Gemma 3n, SmolVLM2, Phi-4, FastVLM, and any model supported by mlx-vlm.

---

## Architecture

```
                          Trio Core
                              |
              +---------------+---------------+
              |                               |
         YOLO Pipeline                   VLM Pipeline
              |                               |
    YOLOv10n ONNX (9MB)            Qwen/Claude/GPT/any LLM
    tiled 2x2 detection              native MLX loading
    ByteTrack tracking               ToMe token compression
              |                       KV cache reuse
              |                               |
              +---------------+---------------+
                              |
              +-------+-------+-------+
              |       |       |       |
          /detect  /describe  /crop   Relay
                              -describe  to Cloud
```

### Trio Cloud integration

When connected to Trio Cloud, Edge is just a lightweight relay:

```
Camera → Edge (RTSP pull + compress) → Trio Cloud (all AI in cloud)
```

Edge sends ~50-100 KB/s per camera.
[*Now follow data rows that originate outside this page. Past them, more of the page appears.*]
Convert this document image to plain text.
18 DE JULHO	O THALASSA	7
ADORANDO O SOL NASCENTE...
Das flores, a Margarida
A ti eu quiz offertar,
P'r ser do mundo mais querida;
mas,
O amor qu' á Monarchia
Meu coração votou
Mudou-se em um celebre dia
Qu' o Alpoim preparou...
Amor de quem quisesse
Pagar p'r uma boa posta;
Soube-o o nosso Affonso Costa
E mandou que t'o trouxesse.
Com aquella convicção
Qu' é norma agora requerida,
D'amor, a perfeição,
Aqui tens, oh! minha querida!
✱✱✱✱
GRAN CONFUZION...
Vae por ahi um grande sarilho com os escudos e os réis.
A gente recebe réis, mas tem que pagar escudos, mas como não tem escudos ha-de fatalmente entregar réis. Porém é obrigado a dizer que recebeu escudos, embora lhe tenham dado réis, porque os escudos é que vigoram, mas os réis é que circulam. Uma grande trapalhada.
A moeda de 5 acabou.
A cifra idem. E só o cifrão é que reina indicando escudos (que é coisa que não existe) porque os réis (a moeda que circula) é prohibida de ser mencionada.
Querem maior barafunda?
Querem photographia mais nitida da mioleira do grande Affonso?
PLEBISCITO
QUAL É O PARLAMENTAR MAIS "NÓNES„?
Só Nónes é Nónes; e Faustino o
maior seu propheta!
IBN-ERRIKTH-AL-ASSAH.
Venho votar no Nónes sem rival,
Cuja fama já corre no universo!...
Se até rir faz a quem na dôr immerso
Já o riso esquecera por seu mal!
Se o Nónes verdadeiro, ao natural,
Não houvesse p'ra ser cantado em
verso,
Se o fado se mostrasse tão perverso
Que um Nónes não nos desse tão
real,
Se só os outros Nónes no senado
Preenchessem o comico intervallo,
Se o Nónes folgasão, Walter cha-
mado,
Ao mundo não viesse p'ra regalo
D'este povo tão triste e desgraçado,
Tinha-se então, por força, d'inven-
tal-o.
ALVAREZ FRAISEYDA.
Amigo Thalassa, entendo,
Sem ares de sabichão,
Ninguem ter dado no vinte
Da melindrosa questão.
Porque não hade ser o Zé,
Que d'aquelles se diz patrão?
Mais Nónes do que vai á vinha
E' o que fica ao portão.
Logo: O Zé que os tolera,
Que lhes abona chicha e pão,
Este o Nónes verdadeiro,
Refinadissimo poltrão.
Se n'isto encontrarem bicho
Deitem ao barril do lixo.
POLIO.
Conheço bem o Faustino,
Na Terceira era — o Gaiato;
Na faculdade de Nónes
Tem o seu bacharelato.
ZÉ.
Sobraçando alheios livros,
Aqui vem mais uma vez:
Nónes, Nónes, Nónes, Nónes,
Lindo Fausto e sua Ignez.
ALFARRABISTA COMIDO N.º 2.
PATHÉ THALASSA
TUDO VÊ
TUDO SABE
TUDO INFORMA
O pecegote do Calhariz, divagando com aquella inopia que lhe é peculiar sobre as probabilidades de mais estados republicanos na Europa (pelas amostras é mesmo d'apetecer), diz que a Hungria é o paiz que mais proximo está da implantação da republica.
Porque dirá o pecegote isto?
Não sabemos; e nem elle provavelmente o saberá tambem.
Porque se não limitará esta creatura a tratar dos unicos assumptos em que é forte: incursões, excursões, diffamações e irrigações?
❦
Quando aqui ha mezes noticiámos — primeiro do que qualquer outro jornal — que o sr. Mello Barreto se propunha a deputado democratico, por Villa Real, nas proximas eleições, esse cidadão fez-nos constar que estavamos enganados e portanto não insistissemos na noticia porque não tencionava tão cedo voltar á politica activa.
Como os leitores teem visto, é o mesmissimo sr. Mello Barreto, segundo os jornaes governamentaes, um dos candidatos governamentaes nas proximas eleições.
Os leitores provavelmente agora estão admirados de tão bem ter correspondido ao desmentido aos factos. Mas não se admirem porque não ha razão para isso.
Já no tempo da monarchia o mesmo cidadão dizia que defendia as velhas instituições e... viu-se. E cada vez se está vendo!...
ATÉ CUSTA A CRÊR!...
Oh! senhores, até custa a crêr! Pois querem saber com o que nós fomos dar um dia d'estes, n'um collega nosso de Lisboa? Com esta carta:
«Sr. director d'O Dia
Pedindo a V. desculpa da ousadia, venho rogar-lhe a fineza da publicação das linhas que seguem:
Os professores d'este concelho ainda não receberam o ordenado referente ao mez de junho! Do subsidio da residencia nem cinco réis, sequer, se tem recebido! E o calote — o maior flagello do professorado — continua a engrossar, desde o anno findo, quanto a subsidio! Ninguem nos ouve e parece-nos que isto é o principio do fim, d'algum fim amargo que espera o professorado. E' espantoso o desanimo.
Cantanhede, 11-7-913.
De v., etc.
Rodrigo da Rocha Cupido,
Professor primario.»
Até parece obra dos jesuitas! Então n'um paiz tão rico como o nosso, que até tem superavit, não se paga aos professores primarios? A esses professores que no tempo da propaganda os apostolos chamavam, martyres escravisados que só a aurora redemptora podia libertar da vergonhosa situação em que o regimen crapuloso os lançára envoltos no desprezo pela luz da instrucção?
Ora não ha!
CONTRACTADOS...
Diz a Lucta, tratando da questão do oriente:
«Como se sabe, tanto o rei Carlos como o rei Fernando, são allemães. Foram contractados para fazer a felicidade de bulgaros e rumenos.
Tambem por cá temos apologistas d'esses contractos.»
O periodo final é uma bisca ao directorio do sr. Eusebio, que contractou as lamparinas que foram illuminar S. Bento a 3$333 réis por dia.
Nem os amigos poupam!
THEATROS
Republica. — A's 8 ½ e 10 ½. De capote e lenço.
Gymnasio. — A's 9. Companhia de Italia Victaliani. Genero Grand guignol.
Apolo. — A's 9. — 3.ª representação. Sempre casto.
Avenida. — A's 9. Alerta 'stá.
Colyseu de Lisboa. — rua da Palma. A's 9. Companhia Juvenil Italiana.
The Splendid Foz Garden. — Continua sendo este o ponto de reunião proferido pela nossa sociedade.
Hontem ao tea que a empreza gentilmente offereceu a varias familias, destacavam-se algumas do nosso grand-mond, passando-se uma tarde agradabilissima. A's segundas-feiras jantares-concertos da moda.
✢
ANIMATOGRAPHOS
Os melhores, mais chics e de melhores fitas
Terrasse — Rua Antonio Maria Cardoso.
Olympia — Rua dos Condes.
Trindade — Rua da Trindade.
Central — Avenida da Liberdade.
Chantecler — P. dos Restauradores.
No GPU needed on the edge device.

---

## Configuration

| Variable | Default | Description |
|---|---|---|
| `TRIO_MODEL` | `Qwen3-VL-8B-4bit` | HuggingFace model ID |
| `TRIO_YOLO_MODEL` | (auto-downloaded) | Path to YOLO ONNX model |
| `TRIO_API_KEY` | (none) | Bearer token for API auth |
| `TRIO_CLOUD_URL` | (none) | Trio Cloud API URL for relay mode |
| `TRIO_CLOUD_TOKEN` | (none) | Trio Cloud auth token |

See [`src/trio_core/config.py`](src/trio_core/config.py) for all options.

---

## Troubleshooting

| Problem | Solution |
|---|---|
| `trio discover` finds no cameras | Make sure cameras are on the same subnet. Some routers block multicast. |
| Camera found but can't connect | Check username/password. Try `trio cam --rtsp rtsp://admin:pass@IP/stream` directly. |
| Tailscale blocking camera access | Trio Core auto-detects this and creates a proxy. If it doesn't work, try `trio doctor`. |
| First run slow | Model download (~2-5 GB). Subsequent runs start instantly. |
| Out of memory | Use a smaller model: `TRIO_MODEL=mlx-community/Qwen2.5-VL-3B-Instruct-4bit` |

Run `trio doctor` to diagnose most issues.

---

## License

Apache 2.0 — see [LICENSE](LICENSE).